Apesar destes resultados muito animadores, os parceiros de projeto não baixam os braços, pois será necessário garantir que a espécie tem condições de permanência, a longo termo, no nosso país. Para tal, é necessário garantir um bom sucesso reprodutor, habitat de qualidade e sem perturbação, disponibilidade de alimento e uma diminuição dos fatores de mortalidade, como o uso ilegal de venenos e a perseguição direta.

 

Para o sucesso do projeto, e a conservação do abutre-preto, a cooperação entre múltiplas entidades e setores de atividade será essencial, e os parceiros de projeto agradecem a todos os que têm estado envolvido nestes esforços. Para esta marcação em particular, são devidos agradecimentos ao ICNF e à Herdade do Monte da Ribeira.

 

 

Sobre o projeto LIFE Aegypius Return 

 

 

 

O projeto LIFE Aegypius Return pretende consolidar e acelerar o regresso do abutre-preto em Portugal e Espanha ocidental, através da melhoria de habitat e da disponibilidade alimentar, e da minimização das principais ameaças com ações de capacitação das entidades e agentes nacionais.
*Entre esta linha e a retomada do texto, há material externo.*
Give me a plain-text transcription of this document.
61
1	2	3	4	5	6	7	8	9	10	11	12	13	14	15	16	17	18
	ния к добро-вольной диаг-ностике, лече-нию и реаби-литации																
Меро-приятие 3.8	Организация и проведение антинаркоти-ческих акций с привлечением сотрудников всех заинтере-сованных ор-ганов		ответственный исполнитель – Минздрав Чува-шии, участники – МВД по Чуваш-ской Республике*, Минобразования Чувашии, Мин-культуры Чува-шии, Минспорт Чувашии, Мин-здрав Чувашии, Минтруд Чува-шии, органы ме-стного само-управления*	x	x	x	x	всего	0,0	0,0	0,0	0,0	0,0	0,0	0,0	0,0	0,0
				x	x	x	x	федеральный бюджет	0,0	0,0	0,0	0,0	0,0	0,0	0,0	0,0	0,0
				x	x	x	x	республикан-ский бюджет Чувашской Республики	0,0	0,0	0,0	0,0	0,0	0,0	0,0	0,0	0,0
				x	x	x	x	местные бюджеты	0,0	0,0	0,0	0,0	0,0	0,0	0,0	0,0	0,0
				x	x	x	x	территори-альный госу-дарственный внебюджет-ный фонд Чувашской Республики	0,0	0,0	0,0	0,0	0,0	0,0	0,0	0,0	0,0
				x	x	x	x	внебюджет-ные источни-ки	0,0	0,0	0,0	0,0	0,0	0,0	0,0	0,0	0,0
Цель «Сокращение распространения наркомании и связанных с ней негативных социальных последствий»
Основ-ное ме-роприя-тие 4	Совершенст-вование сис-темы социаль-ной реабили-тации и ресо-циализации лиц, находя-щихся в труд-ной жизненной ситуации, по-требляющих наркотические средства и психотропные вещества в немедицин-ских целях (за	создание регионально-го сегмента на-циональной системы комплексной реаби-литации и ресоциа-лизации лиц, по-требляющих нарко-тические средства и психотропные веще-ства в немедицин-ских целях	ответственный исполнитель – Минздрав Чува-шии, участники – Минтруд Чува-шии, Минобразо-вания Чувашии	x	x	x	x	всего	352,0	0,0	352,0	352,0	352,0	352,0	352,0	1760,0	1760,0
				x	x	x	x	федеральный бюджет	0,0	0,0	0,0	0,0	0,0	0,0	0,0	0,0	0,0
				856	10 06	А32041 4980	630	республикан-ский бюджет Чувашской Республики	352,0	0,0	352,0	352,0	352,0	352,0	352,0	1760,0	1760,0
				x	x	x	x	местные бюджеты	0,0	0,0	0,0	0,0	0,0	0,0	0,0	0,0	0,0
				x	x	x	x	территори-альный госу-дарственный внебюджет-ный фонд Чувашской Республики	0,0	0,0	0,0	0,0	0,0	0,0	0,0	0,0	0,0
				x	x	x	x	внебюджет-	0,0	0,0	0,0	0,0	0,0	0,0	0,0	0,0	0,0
A equipa do projeto vai implementar ações de conservação específicas em dez áreas Natura 2000 ao longo de quase toda a fronteira entre Portugal e Espanha, com o objetivo de duplicar a população de abutre-preto em Portugal para 80 casais em 5 colónias e, assim, baixar o estatuto nacional da espécie de Criticamente em Perigo para Em Perigo até 2027.

 

O projeto LIFE Aegypius Return é cofinanciado pelo programa LIFE da União Europeia. O seu sucesso depende do envolvimento de todos os stakeholders relevantes, e da colaboração dos parceiros, a Vulture Conservation Foundation (VCF), beneficiário coordenador, e os parceiros locais Palombar – Conservação da Natureza e do Património Rural, Herdade da Contenda, Sociedade Portuguesa para o Estudo das Aves, Liga para a Protecção da Natureza, Associação Transumância e Natureza, Fundación Naturaleza y Hombre, Guarda Nacional Republicana e Associação Nacional de Proprietários Rurais e Associação Nacional de Proprietários Rurais Gestão Cinegética e Biodiversidade.